Developing states demanded that the ICC direct efforts at improving the capacity of national courts to prosecute atrocity crimes, an effort requiring development aid well beyond the capacity of the already stretched Court.

Instead of addressing performance deficiencies, these same states directed the Review Conference toward determining whether and how the Court would exercise jurisdiction over the crime of aggression. Jurisdiction over aggression would give the ICC the power to hear claims against leaders of states accused of using military force inconsistently with the U.N. Charter. 

For states not represented on the U.N. Security Council, this authority was conceived as a counterbalance to the Council that they hoped would be more accountable to their concerns. Not surprisingly, the permanent members of the Security Council including the United States, opposed these efforts to undermine the Council. Supporters of the Court also worried about the impact on the Court of being drawn into politicized disputes about the lawfulness of the decision to use force. These divisions resulted in the participants deferring a decision on aggression until after 2017.

Given the political posturing of many parties to the Court in Kampala, the United States must decide whether continued engagement with the ICC makes sense. 

Having led efforts to prosecute atrocity crimes since the Nuremberg trials after World War II, the United States has been a traditional supporter of an international court. 

From a national security perspective an international criminal court can bolster U.S. efforts to stabilize post-conflict regions, as the International Tribunal for the former Yugoslavia did in the Balkans. And international prosecutions can give the United States political options in states where the use of force is not politically or practically feasible, as may be the case with Sudan. An international court is consistent with the U.S. commitment to enforcing human rights.

Nevertheless, fears of politicized prosecutions and dilution of Security Council power have caused successive administrations of both parties to keep the ICC at arms length. 

This decision has hurt the ICC, as there is no substitute for the assistance the United States could provide the Court in apprehension of suspects, gathering evidence, and training prosecutors and judges. 

But it also hurt the United States, as it allowed states with political agendas contrary to the interests of international justice to divert the Court from work that is also beneficial to the United States, as evidenced in the lead-up to Kampala.

Ironically, the very concerns that have kept the United States away from the Court now counsel for greater U.S. engagement. The United States was instrumental in achieving deferral on aggression in Kampala through forcefully advancing U.S. concerns about the impact of aggression on the Court and the United States. 

It is unlikely this same result would have been reached without the United States present. Strong U.S. diplomacy in the years ahead is likely to be the only brake on an attempt to add aggression seven years from now.

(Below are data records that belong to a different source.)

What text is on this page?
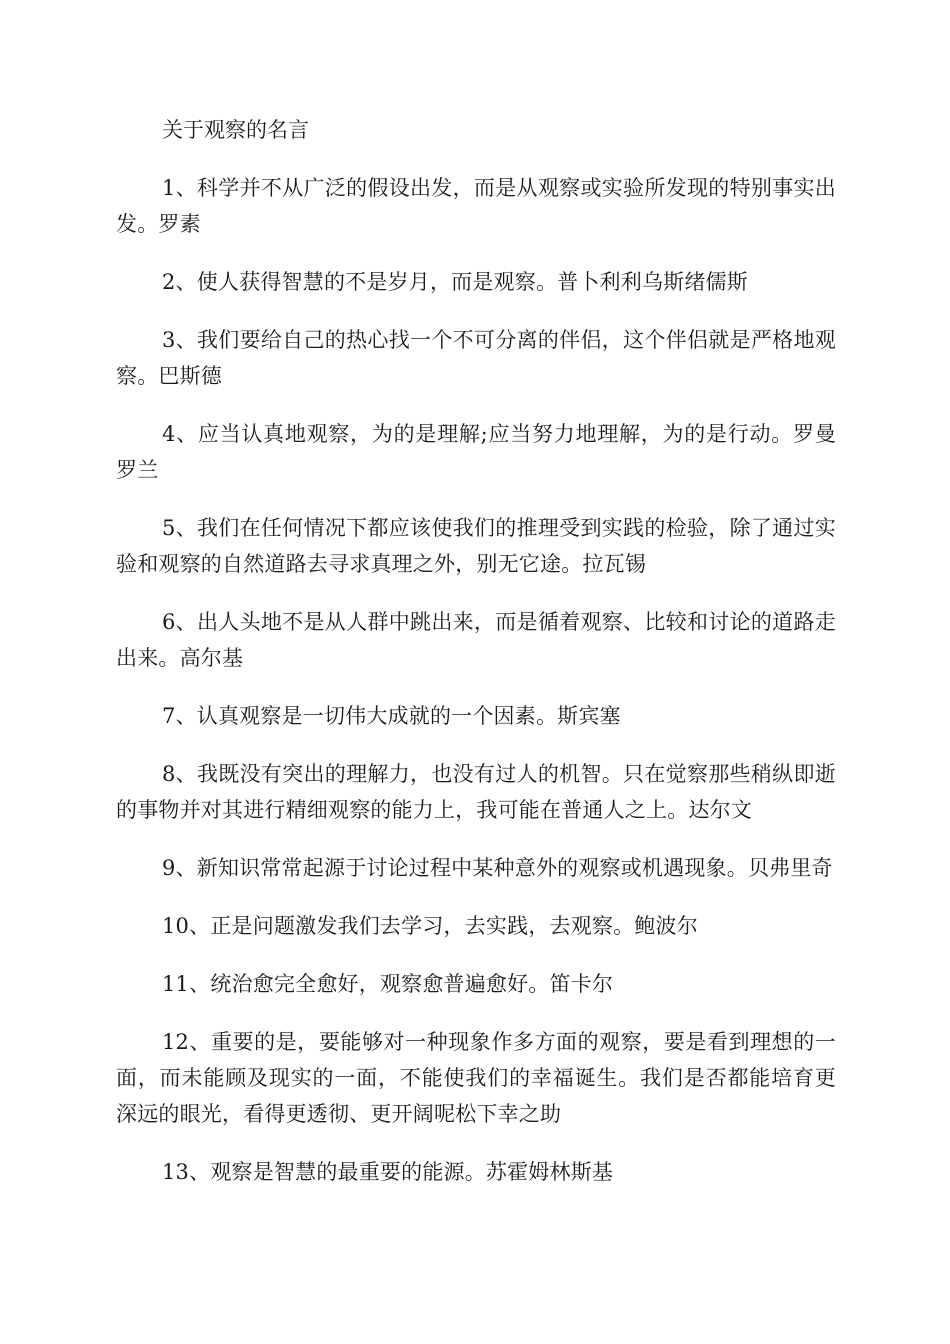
关于观察的名言

1、科学并不从广泛的假设出发，而是从观察或实验所发现的特别事实出发。罗素

2、使人获得智慧的不是岁月，而是观察。普卜利利乌斯绪儒斯

3、我们要给自己的热心找一个不可分离的伴侣，这个伴侣就是严格地观察。巴斯德

4、应当认真地观察，为的是理解;应当努力地理解，为的是行动。罗曼罗兰

5、我们在任何情况下都应该使我们的推理受到实践的检验，除了通过实验和观察的自然道路去寻求真理之外，别无它途。拉瓦锡

6、出人头地不是从人群中跳出来，而是循着观察、比较和讨论的道路走出来。高尔基

7、认真观察是一切伟大成就的一个因素。斯宾塞

8、我既没有突出的理解力，也没有过人的机智。只在觉察那些稍纵即逝的事物并对其进行精细观察的能力上，我可能在普通人之上。达尔文

9、新知识常常起源于讨论过程中某种意外的观察或机遇现象。贝弗里奇

10、正是问题激发我们去学习，去实践，去观察。鲍波尔

11、统治愈完全愈好，观察愈普遍愈好。笛卡尔

12、重要的是，要能够对一种现象作多方面的观察，要是看到理想的一面，而未能顾及现实的一面，不能使我们的幸福诞生。我们是否都能培育更深远的眼光，看得更透彻、更开阔呢松下幸之助

13、观察是智慧的最重要的能源。苏霍姆林斯基
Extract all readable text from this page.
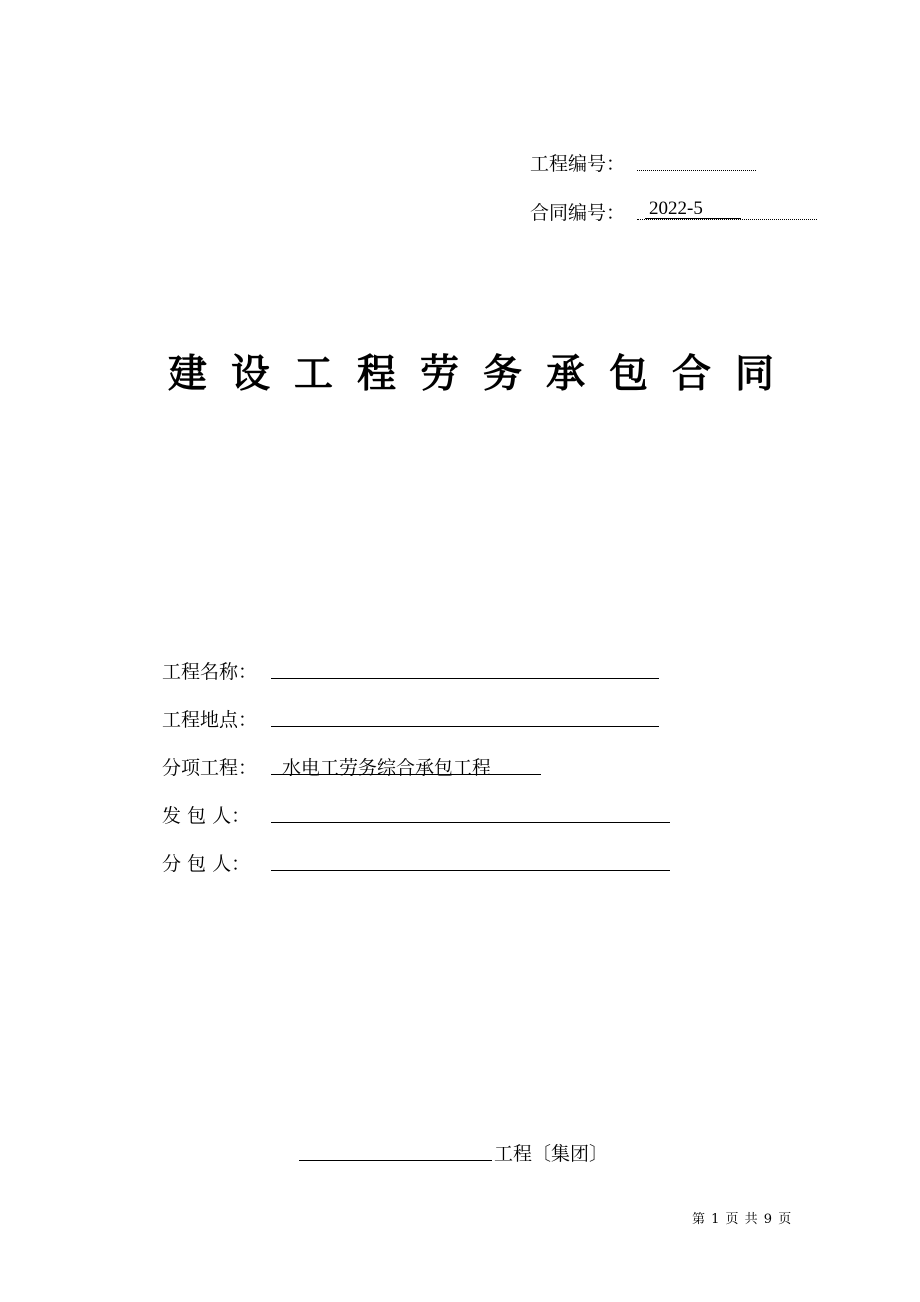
工程编号：
合同编号： 2022-5
建设工程劳务承包合同
工程名称：
工程地点：
分项工程： 水电工劳务综合承包工程
发 包 人：
分 包 人：
工程〔集团〕
第 1 页 共 9 页
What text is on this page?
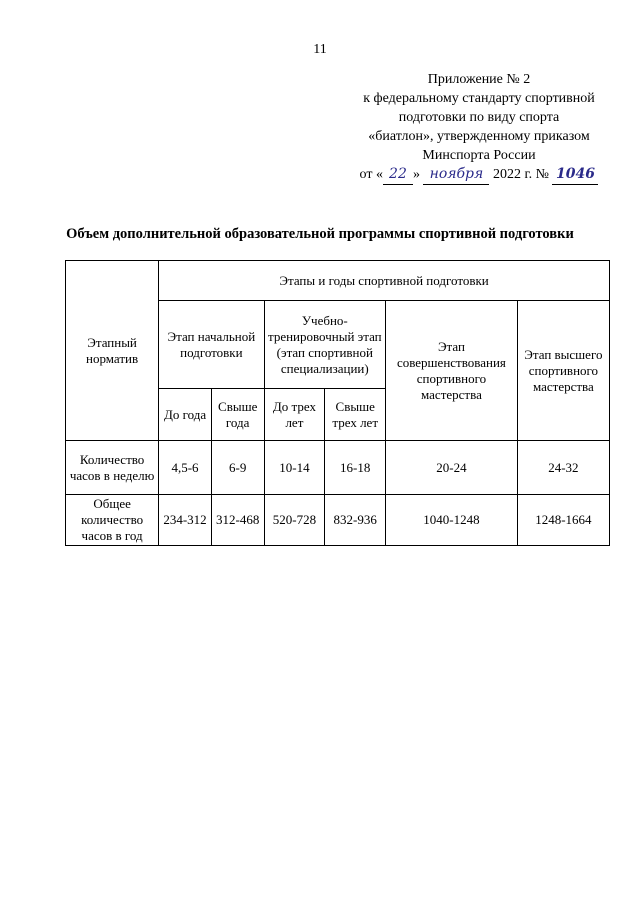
11
Приложение № 2
к федеральному стандарту спортивной
подготовки по виду спорта
«биатлон», утвержденному приказом
Минспорта России
от « 22 » ноября 2022 г. № 1046
Объем дополнительной образовательной программы спортивной подготовки
Этапный норматив	Этапы и годы спортивной подготовки					
	Этап начальной подготовки		Учебно-тренировочный этап (этап спортивной специализации)		Этап совершенствования спортивного мастерства	Этап высшего спортивного мастерства
	До года	Свыше года	До трех лет	Свыше трех лет		
Количество часов в неделю	4,5-6	6-9	10-14	16-18	20-24	24-32
Общее количество часов в год	234-312	312-468	520-728	832-936	1040-1248	1248-1664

U.S. membership in the ICC is unlikely in the foreseeable future, given the political realities of treaty ratification in the Senate. The gamesmanship of the other participants in Kampala suggests that this is good policy as well as good politics. 

But there is no substitute for sustained U.S. engagement with the Court in ensuring that the ICC remains focused on prosecuting atrocity crimes, benefiting both it and the United States.

Vijay Padmanabhan is the author of a recent Council on Foreign Relations Special Report on the U.S. and the ICC. He is a Visiting Assistant Professor at Cardozo Law School, and was an Attorney-Adviser at the U.S. Department of State from 2003-2008.